You may have heard that certain gentle drugstore cleansers — you know the ones — were created in response to the harsher, stripping face washes before them but sadly, don’t do much. Loretta says that the real myth here is that a cleanser has to be aggressive in order to work. She likes the gentle giants since you really don’t need potent actives in your face-washing step. Marino thinks these cleansers are great for those with barrier-compromised skin but isn’t a fan of the ingredients. “I like my products to have an impact on the skin or at least improve the skin's health,” she says. “If I were super sensitive and couldn't use active cleansers, I'd reach for something oil-based — which is also barrier-supportive — but packed with vitamins and antioxidants to support the overall health of the skin.”

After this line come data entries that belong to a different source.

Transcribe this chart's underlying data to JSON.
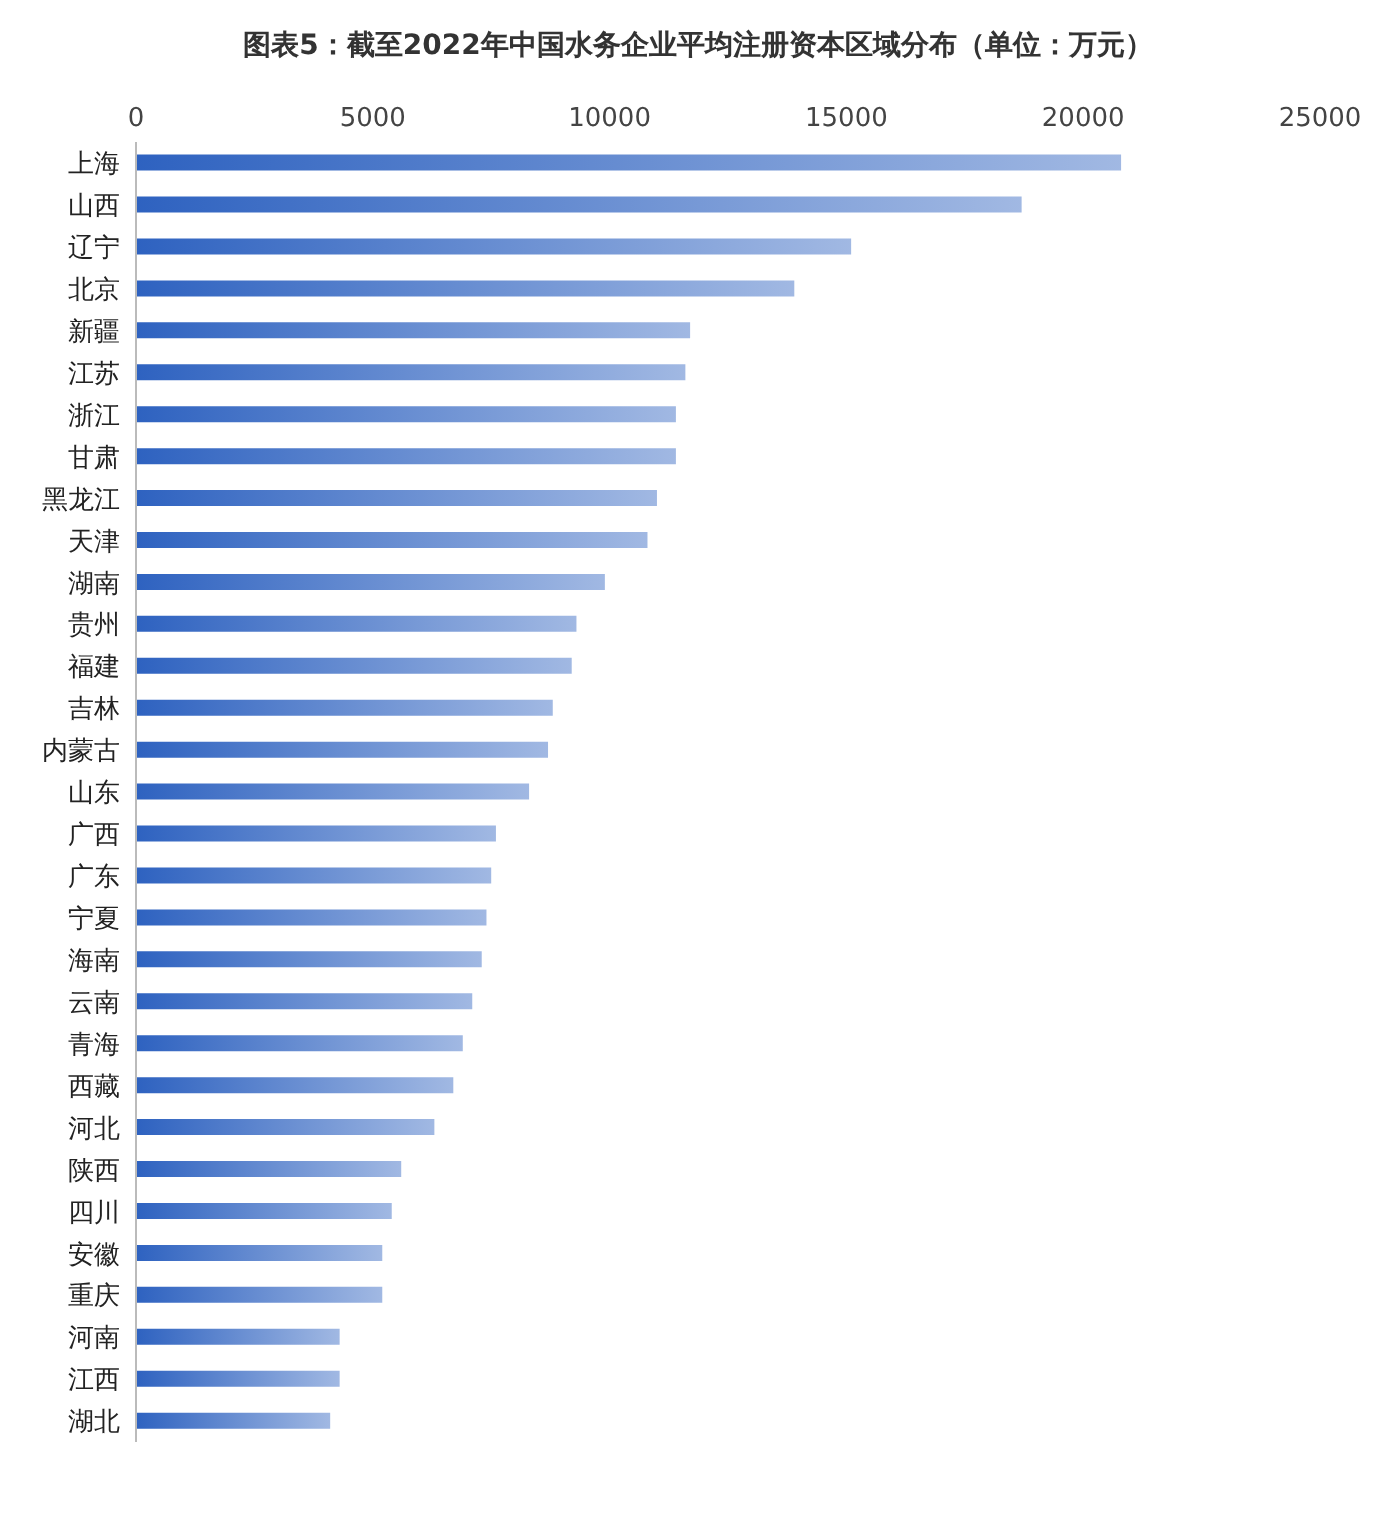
{
  "chart_data": {
    "type": "bar",
    "orientation": "horizontal",
    "title": "图表5：截至2022年中国水务企业平均注册资本区域分布（单位：万元）",
    "categories": [
      "上海",
      "山西",
      "辽宁",
      "北京",
      "新疆",
      "江苏",
      "浙江",
      "甘肃",
      "黑龙江",
      "天津",
      "湖南",
      "贵州",
      "福建",
      "吉林",
      "内蒙古",
      "山东",
      "广西",
      "广东",
      "宁夏",
      "海南",
      "云南",
      "青海",
      "西藏",
      "河北",
      "陕西",
      "四川",
      "安徽",
      "重庆",
      "河南",
      "江西",
      "湖北"
    ],
    "values": [
      20800,
      18700,
      15100,
      13900,
      11700,
      11600,
      11400,
      11400,
      11000,
      10800,
      9900,
      9300,
      9200,
      8800,
      8700,
      8300,
      7600,
      7500,
      7400,
      7300,
      7100,
      6900,
      6700,
      6300,
      5600,
      5400,
      5200,
      5200,
      4300,
      4300,
      4100
    ],
    "color": "#2e62c0",
    "xlim": [
      0,
      25000
    ],
    "xticks": [
      0,
      5000,
      10000,
      15000,
      20000,
      25000
    ],
    "grid": false,
    "legend": false
  }
}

Myth #4: Cleansers With Active Ingredients Just Get Washed Down The Drain

While experts have slightly different opinions on how long these cleansers should stay on skin, they all agree that they are, indeed, beneficial. Marino says that that even though cleansers formulated with active ingredients will wash off, they’re impactful even for the brief time they’re on the skin. Similarly, Samolitis says, in her opinion, the most beneficial active in a cleanser is an exfoliating acid as it works quickly and can be more irritating when used in leave-on products. With this type of cleanser, she suggests performing a quick, gentle massage and then washing it off. Loretta suggests leaving these cleansers on the skin for at least two to three minutes so that they have a bit more time to penetrate. She adds that they should be applied straight onto skin as water can dilute the actives.

Myth #5: You Need To Wash Your Makeup Off Every Night

Sure, that French girl slept-in eye makeup look is covetable, but is that a recipe for a complexion catastrophe? “That’s going to be a yes from me,” says Marino. “Not only does leftover makeup leave you at risk for clogged pores, acne, styes, and dull, dehydrated skin, it actually ages you.” She explains that sleeping in makeup occludes the skin so it can’t properly repair overnight. “It will also settle into fine lines to exacerbate premature wrinkles,” she adds. Samolitis agrees, but admits that there are people who don’t wash their makeup off at night and still have good complexions.

Loretta says that makeup shouldn't really cause any problems if left on overnight. “However, I am a fan of washing both morning and night if you want to apply your skin care twice daily since morning skin care will not penetrate into skin if you have makeup on.”

Myth #6: Splashing Your Face With Cold Water Closes Pores

Samalitis says that the ability to close your pores is one of the biggest skin care myths. “For temperature, I prefer lukewarm water but not scalding hot.” Marino agrees, adding that pores will dilate due to debris buildup, and will appear smaller once they are extracted. “It's also true that heat can soften sebum and allow for better extraction so tepid or cool water is ideal for cleansing because warm water can be inflammatory and exacerbate skin conditions like acne and rosacea.”